Dr. Phillip Tarr, chair of AGA’s microbiome center, provides a review of the article, “A Direct Link Implicating Loss of SLC26A6 to Gut Microbial Dysbiosis, Compromised Barrier Integrity, and Inflammation,” published in Gastroenterology by Arivarasu N. Anbazhagan, et al.
Anbazhagan, et al, present a novel monogenic phenotype relevant to IBD. Knockout of the gene encoding putative anion transporter-1 (PAT1, also termed SLC26A6), which mediates intestinal oxalate secretion, causes mice to experience hyperoxaluria and
nephrolithiasis. People with IBD have higher rates of hyperoxaluria and kidney stones, and it is postulated that defects in intestinal excretion of oxalate contributes to this process. In this paper, the authors report the simultaneous presence of a variant (dysbiotic) gut bacterial community, characterized by diminished relative presence of Firmicutes and increased abundance of Bacteroidetes, while Lactobacillus was better represented in the wild type mice. Interestingly, knockout mice transferred their gut microbial communities to their wild type littermates, after which altered gut barrier function in the recipients was identified. In addition to a variant gut microbiome, PAT1 knockout mice displayed increased susceptibility to DSS colitis.
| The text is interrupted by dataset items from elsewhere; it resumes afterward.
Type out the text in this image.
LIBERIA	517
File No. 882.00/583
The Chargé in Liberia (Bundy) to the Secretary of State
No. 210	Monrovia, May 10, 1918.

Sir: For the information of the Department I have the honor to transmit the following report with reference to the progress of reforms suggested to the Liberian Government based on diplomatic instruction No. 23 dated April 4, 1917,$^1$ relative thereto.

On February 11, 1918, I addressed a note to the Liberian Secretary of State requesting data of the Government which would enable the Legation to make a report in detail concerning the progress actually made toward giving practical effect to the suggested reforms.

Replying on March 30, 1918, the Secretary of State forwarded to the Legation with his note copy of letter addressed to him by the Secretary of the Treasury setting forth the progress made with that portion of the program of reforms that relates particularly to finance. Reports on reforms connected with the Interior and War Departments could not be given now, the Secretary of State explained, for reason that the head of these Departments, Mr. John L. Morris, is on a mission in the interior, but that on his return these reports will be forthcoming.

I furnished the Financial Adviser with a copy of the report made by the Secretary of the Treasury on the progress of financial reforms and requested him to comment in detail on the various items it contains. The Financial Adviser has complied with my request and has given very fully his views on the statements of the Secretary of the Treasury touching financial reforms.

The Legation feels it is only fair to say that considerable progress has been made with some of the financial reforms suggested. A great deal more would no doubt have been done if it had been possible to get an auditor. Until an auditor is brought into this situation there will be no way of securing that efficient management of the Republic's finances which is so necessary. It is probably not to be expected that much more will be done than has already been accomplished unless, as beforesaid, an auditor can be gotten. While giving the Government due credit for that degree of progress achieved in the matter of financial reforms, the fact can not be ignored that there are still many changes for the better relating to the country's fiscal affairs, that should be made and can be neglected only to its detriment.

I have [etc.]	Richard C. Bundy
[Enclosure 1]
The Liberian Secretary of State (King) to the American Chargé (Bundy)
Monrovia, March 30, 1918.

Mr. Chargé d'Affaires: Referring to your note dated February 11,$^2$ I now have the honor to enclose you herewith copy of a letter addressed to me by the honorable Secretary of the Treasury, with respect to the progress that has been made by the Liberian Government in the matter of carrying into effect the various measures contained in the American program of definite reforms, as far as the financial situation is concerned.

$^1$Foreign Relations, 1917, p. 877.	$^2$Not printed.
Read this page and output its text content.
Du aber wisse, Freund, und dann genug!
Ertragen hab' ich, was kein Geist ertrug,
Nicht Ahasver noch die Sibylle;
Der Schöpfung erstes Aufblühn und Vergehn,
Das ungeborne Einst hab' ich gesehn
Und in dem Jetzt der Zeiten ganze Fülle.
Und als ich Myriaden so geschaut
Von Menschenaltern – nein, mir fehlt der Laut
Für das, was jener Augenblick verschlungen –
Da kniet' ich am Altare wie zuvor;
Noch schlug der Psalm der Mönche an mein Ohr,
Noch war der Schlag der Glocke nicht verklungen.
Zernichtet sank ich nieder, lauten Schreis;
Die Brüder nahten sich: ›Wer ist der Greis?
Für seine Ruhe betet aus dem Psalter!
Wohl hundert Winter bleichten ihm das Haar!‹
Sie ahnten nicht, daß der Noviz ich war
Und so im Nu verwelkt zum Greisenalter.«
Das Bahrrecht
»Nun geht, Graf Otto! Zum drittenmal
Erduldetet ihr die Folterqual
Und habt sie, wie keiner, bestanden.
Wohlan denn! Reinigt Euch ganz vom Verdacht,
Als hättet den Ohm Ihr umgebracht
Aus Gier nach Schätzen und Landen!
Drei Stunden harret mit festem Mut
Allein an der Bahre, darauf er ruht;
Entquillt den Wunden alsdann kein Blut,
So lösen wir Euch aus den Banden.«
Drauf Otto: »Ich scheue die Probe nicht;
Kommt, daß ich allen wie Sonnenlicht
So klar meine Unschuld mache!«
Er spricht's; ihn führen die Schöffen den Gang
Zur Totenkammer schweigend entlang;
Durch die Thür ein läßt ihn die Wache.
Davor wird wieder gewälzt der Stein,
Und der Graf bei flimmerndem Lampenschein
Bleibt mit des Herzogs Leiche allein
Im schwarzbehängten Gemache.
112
This work provides a model to dissect the intertwined independent variables of gut microbial content, tight junction integrity, gut microbial metabolism, host response to microbial populations and the dependent variable of colitis. Such work could determine which of these processes are within the causal pathway leading to mucosal injury, and which are secondary consequences of organ injury.